One year later in 2005, without giving any reasons, the authorities demanded a completely new set of drawings. Although totally confused and angered by the delays, the drawings were eventually revised and handed over.

Then, what would eventually prove to be the killer blow, the Association were informed that environmental objections had been received claiming the proposed site was below the level of the River Gorgos and would be subject to flooding and that it was also home to a great variety of protected bird species, objections that were never aired when the land was originally purchased. Subsequent investigations by independent experts disproved these claims and in fact showed that the town of Benigembla itself was lower than the proposed site.

They also found no evidence of unusual bird activity. Questions that were raised as to the authenticity of the objections met with a protracted wall of silence.

A mystery that remained until the EWN uncovered a possible explanation.

In 2004, six Benigembla councillors were pressured to resign after it was revealed the town council had earlier signed a secret controversial plan with the all powerful El Grup Ballester conglomerate to build a massive urbanisation of 1500 new houses and a golf course, allowing the group to have total control over all future urban development – a project that was later proven to be totally unsustainable for the municipal services of the town.

However, it wasn’t until May 21st 2010 that this secret plan was finally revoked at a council meeting; just months after the Association had been forced to abandon their Retirement Home project.
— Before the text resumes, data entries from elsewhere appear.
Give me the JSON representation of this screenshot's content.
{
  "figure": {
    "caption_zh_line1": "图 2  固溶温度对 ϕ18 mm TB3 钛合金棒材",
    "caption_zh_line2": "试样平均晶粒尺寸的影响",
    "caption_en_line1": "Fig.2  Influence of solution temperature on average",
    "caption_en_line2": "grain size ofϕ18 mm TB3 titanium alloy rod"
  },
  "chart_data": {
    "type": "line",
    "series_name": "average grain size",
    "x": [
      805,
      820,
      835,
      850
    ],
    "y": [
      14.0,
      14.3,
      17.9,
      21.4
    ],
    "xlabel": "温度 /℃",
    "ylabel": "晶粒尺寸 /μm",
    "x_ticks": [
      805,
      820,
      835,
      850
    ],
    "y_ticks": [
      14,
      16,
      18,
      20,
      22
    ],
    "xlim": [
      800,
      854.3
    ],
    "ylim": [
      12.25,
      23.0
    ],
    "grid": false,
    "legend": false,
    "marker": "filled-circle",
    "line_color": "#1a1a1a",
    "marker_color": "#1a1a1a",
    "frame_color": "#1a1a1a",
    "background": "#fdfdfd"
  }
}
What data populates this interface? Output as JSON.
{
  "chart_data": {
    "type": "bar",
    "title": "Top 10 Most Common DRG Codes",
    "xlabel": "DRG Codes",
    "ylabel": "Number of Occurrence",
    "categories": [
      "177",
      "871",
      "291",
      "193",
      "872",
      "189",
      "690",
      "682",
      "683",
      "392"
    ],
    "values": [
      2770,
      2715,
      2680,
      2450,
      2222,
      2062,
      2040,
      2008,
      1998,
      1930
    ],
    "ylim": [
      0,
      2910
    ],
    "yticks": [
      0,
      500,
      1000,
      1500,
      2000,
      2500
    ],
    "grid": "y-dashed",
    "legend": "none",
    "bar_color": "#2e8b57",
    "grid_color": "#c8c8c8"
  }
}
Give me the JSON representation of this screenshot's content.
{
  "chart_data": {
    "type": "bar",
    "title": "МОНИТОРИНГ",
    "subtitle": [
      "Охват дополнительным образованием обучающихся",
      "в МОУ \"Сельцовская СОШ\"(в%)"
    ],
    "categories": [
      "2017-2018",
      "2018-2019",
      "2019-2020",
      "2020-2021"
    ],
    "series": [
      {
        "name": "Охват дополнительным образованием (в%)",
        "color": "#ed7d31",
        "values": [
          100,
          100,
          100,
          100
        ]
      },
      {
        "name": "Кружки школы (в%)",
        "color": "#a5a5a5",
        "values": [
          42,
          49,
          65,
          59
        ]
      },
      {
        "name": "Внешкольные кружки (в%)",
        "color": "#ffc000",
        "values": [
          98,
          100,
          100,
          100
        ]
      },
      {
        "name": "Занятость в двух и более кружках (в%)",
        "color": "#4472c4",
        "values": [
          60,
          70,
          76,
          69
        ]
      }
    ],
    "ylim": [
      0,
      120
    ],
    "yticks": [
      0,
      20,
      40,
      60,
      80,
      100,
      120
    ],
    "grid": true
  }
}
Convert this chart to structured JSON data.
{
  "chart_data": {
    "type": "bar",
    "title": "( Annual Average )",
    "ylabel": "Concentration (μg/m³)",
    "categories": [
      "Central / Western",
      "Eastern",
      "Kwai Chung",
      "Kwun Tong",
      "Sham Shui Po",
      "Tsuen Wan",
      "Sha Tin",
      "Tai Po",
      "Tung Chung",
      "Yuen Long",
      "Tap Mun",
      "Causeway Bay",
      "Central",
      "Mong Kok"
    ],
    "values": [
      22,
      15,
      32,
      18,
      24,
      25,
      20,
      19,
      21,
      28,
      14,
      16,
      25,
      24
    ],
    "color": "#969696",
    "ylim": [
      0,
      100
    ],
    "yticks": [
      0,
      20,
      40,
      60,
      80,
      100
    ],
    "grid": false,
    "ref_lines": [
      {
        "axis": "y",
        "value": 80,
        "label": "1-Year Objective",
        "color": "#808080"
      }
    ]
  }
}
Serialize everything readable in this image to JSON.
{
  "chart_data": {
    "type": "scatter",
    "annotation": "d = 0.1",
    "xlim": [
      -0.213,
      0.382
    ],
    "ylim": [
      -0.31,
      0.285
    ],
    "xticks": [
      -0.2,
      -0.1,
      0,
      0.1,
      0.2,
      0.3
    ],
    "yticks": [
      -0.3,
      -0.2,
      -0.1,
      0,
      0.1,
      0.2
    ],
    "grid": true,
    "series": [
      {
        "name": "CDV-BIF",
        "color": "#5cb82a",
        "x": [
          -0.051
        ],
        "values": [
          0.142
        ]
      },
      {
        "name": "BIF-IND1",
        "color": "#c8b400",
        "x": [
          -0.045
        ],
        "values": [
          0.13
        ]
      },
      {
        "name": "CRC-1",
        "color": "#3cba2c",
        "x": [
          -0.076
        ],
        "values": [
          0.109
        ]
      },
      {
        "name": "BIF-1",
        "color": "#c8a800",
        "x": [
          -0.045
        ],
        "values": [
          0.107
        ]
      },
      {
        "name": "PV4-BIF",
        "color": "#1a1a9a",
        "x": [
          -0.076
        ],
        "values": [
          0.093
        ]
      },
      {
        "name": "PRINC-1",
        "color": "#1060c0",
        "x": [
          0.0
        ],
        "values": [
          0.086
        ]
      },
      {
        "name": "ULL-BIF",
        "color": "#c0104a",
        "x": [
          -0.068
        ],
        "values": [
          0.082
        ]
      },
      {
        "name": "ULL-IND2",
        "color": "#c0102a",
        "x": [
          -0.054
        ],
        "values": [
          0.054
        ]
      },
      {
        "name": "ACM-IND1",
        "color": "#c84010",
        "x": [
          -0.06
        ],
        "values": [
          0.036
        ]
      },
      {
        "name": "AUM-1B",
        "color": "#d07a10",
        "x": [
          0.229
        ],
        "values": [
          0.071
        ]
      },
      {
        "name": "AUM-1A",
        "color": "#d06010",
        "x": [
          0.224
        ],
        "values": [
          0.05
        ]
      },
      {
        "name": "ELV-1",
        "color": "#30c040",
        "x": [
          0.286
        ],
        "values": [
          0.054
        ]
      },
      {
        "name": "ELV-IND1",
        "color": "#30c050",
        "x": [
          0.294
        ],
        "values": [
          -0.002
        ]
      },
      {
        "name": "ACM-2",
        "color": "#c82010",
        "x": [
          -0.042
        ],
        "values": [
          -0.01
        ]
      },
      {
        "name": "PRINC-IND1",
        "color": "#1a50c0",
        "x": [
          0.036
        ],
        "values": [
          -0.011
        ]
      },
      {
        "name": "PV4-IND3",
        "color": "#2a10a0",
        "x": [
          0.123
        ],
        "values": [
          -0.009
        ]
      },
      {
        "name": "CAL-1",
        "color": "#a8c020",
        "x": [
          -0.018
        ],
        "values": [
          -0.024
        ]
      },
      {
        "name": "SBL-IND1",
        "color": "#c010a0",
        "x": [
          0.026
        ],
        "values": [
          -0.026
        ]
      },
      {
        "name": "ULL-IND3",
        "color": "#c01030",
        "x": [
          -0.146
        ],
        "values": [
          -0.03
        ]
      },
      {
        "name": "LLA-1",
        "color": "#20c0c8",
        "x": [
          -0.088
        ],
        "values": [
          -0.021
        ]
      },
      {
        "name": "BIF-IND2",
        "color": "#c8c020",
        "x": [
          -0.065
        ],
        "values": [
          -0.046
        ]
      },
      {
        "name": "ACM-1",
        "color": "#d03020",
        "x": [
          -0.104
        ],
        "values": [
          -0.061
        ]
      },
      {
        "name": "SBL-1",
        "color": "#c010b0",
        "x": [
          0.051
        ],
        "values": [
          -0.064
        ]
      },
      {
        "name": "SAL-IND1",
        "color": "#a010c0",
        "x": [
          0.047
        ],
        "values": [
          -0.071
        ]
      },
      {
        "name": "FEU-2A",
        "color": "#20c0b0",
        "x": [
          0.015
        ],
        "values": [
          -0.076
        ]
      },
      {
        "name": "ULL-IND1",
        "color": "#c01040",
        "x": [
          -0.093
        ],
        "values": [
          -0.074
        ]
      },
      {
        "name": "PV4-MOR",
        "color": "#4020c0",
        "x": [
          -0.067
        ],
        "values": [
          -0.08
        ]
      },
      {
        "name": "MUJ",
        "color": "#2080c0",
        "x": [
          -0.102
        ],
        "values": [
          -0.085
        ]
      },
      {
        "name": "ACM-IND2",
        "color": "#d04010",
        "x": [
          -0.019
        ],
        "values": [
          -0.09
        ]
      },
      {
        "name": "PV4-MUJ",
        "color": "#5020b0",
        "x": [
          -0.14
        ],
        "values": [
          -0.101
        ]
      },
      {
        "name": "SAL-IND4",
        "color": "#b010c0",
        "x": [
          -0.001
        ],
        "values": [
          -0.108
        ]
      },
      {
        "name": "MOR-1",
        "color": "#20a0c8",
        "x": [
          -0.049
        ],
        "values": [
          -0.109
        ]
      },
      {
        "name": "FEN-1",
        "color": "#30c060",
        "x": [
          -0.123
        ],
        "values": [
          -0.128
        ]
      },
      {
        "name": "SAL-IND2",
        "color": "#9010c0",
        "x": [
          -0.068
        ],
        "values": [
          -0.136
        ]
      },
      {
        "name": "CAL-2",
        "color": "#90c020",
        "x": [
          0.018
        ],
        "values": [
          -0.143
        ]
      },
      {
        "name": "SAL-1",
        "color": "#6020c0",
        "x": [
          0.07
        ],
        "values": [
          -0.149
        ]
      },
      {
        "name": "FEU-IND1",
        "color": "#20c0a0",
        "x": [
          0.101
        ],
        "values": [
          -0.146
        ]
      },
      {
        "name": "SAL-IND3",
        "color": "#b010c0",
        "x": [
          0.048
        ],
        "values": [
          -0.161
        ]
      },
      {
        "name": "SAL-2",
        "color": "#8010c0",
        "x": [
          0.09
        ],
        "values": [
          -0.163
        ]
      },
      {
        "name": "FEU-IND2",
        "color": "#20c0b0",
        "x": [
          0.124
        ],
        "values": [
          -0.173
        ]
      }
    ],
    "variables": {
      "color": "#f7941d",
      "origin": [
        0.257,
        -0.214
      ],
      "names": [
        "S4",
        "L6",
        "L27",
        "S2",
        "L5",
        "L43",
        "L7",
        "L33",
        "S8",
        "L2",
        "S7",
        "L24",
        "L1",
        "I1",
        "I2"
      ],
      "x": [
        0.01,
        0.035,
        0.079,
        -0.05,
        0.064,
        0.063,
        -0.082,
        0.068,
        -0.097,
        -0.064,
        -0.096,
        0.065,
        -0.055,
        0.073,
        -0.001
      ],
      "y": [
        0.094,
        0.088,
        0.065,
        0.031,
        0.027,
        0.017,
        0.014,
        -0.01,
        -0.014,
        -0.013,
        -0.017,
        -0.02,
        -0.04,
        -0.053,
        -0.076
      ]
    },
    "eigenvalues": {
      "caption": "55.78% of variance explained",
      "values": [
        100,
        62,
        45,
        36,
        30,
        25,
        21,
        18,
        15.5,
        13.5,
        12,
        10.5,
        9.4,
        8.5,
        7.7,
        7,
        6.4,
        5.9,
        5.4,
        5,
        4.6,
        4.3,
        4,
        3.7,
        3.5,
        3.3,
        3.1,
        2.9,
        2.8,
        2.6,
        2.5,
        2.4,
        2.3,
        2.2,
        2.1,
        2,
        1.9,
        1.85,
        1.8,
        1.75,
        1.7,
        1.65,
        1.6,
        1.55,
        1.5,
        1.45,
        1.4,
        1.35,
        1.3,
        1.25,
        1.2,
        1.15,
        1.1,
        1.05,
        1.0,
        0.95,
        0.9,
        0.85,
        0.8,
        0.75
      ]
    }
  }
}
We informed the Association of our findings and asked what’s next and how will the money be used?

In an exclusive interview, Vice President Bruce Nightingale told us that although they have not totally abandoned the idea of a Retirement Home project, the Association has applied to legally amend the articles of association to enable the funds, raised by Masonic Lodges and the Charity Shop of Moraira, to be donated to charitable causes.

It was later confirmed by the Association Treasurer that this should not be interpreted as big-bonanza-cash-give-away, as 60% of the capital will be invested with Blevins Franks and that only the interest and remaining 40% will be available for distribution.

How and when the money will be available, is still under discussion.